# Clough42 Electronic Lead Screw



## RickRay (Feb 5, 2020)

I thought members would be interested in my implementation of Clough42's ELS.
Hardware:
The spindle has a 40 M1.5 tooth pinion so I made a 40 tooth 1.5 gear out of polypropylene from a domestic breadboard and drive it via a metal idler on the banjo of the lathe with a suitable bushing and spacer pined to the fabricated gear to align the gear set. I bent up a s.steel bracket from !.5 mm material and attached the Encoder to the banjo using one of the banjo T nuts.
The hybrid stepper is nested in the space under the spindle with a s.steel bracket bent to the correct offset to align the pulleys and secured with M4 screws The belt is T5/16 2:! ratio. The bracket for the stepper has slotted attachments so it can be moved laterally  to adjust belt tension. The installation feels vey secure and is quiet running. I enclose a couple of photo's to give you a visual picture.


----------



## RJSakowski (Feb 5, 2020)

RickRay said:


> View attachment 312716
> View attachment 312717
> 
> 
> ...


A similar approach to what I did. I also mounted the hybrid steppunder the spindle.  I use 2:1 reduction on the stepper drive but by using the internal gear box gears.  What size stepper did you use and what driver?


----------



## RickRay (Feb 5, 2020)

RJSakowski said:


> A similar approach to what I did. I also mounted the hybrid steppunder the spindle.  I use 2:1 reduction on the stepper drive but by using the internal gear box gears.  What size stepper did you use and what driver?

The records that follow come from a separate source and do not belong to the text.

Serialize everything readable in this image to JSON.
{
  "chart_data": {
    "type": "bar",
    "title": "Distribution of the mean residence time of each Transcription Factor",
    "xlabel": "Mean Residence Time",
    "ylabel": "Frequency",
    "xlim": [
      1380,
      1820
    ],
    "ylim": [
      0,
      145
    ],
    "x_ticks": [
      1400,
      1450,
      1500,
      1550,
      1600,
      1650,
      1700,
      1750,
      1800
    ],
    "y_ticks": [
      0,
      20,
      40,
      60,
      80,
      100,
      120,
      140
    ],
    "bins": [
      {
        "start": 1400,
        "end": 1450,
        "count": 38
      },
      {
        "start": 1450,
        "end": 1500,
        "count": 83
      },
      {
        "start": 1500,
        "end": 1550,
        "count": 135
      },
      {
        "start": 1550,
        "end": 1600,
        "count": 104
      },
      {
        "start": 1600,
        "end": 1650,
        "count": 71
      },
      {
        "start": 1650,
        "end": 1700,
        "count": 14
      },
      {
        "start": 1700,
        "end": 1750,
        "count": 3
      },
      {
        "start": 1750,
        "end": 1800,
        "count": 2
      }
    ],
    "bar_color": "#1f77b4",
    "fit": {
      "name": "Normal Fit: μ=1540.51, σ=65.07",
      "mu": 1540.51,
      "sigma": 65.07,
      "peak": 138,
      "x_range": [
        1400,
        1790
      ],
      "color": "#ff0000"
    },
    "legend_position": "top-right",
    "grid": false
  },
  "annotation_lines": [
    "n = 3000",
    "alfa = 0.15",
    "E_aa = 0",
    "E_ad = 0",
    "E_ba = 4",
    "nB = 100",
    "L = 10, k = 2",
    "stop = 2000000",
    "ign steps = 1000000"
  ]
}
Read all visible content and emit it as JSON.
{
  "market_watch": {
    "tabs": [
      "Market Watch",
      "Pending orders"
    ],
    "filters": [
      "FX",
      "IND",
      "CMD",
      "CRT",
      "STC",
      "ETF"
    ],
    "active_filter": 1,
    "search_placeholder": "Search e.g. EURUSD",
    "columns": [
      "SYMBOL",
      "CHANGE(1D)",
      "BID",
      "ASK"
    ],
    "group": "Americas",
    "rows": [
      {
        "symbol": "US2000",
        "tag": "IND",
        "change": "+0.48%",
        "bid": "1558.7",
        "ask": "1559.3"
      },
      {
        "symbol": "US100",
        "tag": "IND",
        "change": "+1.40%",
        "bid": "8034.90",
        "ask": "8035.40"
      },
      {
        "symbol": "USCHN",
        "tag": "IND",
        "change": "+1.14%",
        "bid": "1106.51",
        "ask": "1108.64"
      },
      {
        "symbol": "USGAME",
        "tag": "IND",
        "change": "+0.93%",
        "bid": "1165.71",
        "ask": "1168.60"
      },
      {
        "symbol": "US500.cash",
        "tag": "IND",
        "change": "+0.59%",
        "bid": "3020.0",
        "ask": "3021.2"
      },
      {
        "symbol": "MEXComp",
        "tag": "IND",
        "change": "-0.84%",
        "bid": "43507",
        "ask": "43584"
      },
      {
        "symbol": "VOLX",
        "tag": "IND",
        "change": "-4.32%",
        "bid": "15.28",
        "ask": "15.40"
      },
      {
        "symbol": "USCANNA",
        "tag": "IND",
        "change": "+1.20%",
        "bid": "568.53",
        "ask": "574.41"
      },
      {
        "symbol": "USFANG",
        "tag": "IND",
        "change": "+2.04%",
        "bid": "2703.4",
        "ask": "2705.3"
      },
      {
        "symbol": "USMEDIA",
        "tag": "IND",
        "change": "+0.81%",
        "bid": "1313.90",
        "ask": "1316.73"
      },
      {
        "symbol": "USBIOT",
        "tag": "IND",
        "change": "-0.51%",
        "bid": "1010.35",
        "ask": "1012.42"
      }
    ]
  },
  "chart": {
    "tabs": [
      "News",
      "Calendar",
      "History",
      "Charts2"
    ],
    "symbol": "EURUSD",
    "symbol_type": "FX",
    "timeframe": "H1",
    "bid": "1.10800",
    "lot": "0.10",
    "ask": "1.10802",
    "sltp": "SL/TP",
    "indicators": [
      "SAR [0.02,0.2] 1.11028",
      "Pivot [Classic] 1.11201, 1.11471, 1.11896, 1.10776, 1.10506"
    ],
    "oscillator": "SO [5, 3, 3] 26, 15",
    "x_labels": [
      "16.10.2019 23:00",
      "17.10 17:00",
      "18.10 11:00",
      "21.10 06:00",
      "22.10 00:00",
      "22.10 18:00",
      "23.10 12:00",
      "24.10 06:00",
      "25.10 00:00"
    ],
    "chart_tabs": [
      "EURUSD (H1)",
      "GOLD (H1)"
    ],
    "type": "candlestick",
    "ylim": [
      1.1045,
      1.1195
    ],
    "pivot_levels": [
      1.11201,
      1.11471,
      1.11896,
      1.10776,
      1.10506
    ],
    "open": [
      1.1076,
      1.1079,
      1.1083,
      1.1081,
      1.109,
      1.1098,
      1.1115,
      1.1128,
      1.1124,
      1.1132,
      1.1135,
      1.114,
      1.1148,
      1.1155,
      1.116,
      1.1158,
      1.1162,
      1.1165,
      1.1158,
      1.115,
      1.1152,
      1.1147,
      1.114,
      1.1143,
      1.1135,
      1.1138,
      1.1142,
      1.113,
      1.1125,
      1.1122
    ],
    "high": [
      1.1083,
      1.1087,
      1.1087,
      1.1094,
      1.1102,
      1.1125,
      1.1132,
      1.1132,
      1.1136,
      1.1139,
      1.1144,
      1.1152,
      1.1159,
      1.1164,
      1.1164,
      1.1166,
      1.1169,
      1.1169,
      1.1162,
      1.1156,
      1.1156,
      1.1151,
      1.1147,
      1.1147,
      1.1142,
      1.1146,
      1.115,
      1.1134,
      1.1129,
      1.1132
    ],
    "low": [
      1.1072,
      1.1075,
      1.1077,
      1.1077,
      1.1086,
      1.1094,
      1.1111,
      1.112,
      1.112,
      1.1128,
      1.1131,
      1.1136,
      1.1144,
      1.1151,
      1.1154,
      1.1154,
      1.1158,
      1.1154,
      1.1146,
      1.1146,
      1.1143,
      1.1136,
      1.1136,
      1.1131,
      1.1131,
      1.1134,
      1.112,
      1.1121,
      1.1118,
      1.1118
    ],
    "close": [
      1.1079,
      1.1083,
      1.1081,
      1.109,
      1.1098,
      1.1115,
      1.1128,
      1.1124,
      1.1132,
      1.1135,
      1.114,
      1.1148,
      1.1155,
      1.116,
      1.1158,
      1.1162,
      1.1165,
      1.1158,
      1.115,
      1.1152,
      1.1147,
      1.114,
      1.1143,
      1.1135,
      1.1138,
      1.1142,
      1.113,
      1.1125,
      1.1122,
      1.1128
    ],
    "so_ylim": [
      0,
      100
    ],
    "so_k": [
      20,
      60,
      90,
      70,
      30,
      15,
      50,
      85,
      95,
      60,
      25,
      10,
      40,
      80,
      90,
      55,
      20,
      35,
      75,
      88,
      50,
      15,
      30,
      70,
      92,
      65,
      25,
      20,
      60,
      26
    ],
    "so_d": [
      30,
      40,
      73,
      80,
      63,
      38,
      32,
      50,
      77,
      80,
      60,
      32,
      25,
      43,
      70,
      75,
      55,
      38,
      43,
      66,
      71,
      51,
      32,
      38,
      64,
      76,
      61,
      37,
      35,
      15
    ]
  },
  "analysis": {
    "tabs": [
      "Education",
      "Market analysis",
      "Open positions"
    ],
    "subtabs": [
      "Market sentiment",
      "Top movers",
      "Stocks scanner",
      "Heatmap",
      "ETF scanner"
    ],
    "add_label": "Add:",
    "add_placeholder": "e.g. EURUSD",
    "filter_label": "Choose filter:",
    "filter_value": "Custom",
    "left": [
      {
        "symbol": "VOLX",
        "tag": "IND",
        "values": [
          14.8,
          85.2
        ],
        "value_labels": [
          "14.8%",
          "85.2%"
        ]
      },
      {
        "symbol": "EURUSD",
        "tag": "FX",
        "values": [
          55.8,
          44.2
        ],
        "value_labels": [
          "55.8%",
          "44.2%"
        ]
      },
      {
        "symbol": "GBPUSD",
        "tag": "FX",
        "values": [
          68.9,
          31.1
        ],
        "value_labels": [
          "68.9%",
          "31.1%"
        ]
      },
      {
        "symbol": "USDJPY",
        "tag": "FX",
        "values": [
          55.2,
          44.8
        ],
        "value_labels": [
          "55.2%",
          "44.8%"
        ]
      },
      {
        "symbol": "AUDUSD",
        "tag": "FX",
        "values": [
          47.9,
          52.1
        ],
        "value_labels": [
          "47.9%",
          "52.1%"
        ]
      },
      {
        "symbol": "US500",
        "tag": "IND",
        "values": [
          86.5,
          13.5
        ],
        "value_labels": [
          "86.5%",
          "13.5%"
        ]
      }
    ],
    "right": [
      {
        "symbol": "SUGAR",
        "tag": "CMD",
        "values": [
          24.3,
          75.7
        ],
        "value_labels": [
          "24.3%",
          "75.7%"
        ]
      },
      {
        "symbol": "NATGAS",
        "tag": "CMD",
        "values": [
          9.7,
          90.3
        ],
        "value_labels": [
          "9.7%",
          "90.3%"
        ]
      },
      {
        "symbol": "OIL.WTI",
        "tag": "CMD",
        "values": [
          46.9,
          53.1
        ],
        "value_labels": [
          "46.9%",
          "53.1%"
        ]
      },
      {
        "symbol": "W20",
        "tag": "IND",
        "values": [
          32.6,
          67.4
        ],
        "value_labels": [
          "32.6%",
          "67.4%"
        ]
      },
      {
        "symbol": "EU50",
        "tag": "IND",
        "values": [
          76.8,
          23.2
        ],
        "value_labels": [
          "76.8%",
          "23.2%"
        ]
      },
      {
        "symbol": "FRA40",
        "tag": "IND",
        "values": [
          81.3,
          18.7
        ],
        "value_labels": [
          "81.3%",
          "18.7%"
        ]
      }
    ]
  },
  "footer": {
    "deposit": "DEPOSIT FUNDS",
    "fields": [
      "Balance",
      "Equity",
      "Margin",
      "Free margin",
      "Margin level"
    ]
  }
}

Hi, 2.2 NM stepper nema 23, Stepperone CL57y driver. I have cut a M1.5 10mm thread with no issues. Image does not do it justice, it is much better 
than 
	

		
			
		

		
	



	

		
			
		

		
	
the commercial thread.


----------



## RJSakowski (Feb 5, 2020)

Welcome to the group!

I am using the StepperOnline CL57T driver and  a NEMA24, 4.2 N-m hybrid stepper. also from StepperOnline.  There is a fairly active discussion going on here: https://www.hobby-machinist.com/threads/electronic-lead-screw.76101/


----------



## RickRay (Feb 6, 2020)

I do not have a 3D printer so could not follow James's technique for the control panel. Herewith is my solution in pictures. It required careful measurement and layout. After 2 trial runs on scrap and a final attempt at the enclosure I had a result I was mostly satisfied with. I turned the some buttons from brass and made very thin nuts from 3mm standard nuts to retain the buttons and add some surface area to press on the switches and also account for any misalignment (mistakes). To gain sufficient bearing area for the button spindles I mounted them on a  3mm steel strip and drilled the holes a smidge over 3mm to allow them to return under the influence of the board's switch. I did try making small return springs but it only  made the switching inconsistent. Hope this helps.


----------



## RJSakowski (Feb 6, 2020)

I just machined "top hat" buttons from Delrin.  They are trapped between the panel and the pcb.  I replaced the LED's with new, using the longer leads to bring them up to  the level of the seven segment display.  Many ways to skin the cat.


----------



## kb58 (Feb 6, 2020)

I considered swapping in green 7-segment LEDs, but worry about lifting the copper traces.


----------



## kb58 (Feb 6, 2020)

Where are you guys getting the red filter material for the display?


----------



## RJSakowski (Feb 6, 2020)

I used to make timers for equestrian events and used red seven segment displays so I have a limited amount of that material left over from olden days.  You might try some craft shops.   If you have a plastic distributor in your area, you might see if they have some scrap material.  Otherwise, I bought some a couple of years ago on eBay.  You can get some for as little as $5. incl. shipping


----------



## RickRay (Feb 6, 2020)

I have tried working with the board but found the solder uncooperative even with flux! I am not using any red diffuser and do not mind the look.


----------



## ttabbal (Feb 6, 2020)

I used red translucent packing tape! 




I suspect the solder is lead free. It needs heat. I found adding a little bit of lead solder helped desoldering quite a bit as well.


----------



## RJSakowski (Feb 6, 2020)

lead free solders are more difficult to use than the old 63/37 electronic solder but it is still manageable.  In more than fifty years of electronic soldering, IMO the biggest factor is getting a quality solder to begin with.  Solders sold in hardware stores and the like are often poor quality, made from reclaimed metals and tend to oxidize quickly, making for poor quality joints.  I still use the older solder because of the lower melting point and I am not bound by RoHS rules.  A second factor is having the right flux.  Even in name brand solders, the flux varies quite a bit in activity. I am not sure what you have available in Oz but here I use either Ersin or Kester solder.  I currently use Kester 44 Rosin Core.  I used to use Ersin Multicore or Savbit solder.
Third, use the right temperature and enough iron to do the job.  I usually work with a 50 watt iron at 300ºC.  The iron should have a tip appropriate to the task at hand.  Finally, use the right diameter of solder for the job.  For fin work, sub mm.  For heavier work, 2 -3 mm.


----------



## RJSakowski (Feb 6, 2020)

deleted, double post


----------



## Boswell (Feb 6, 2020)

I use RED polycarbonate or Plexi that I get as drops from a local Plastic supplier. It generally works GREAT as a lense for RED 7-Seg LEDs.


----------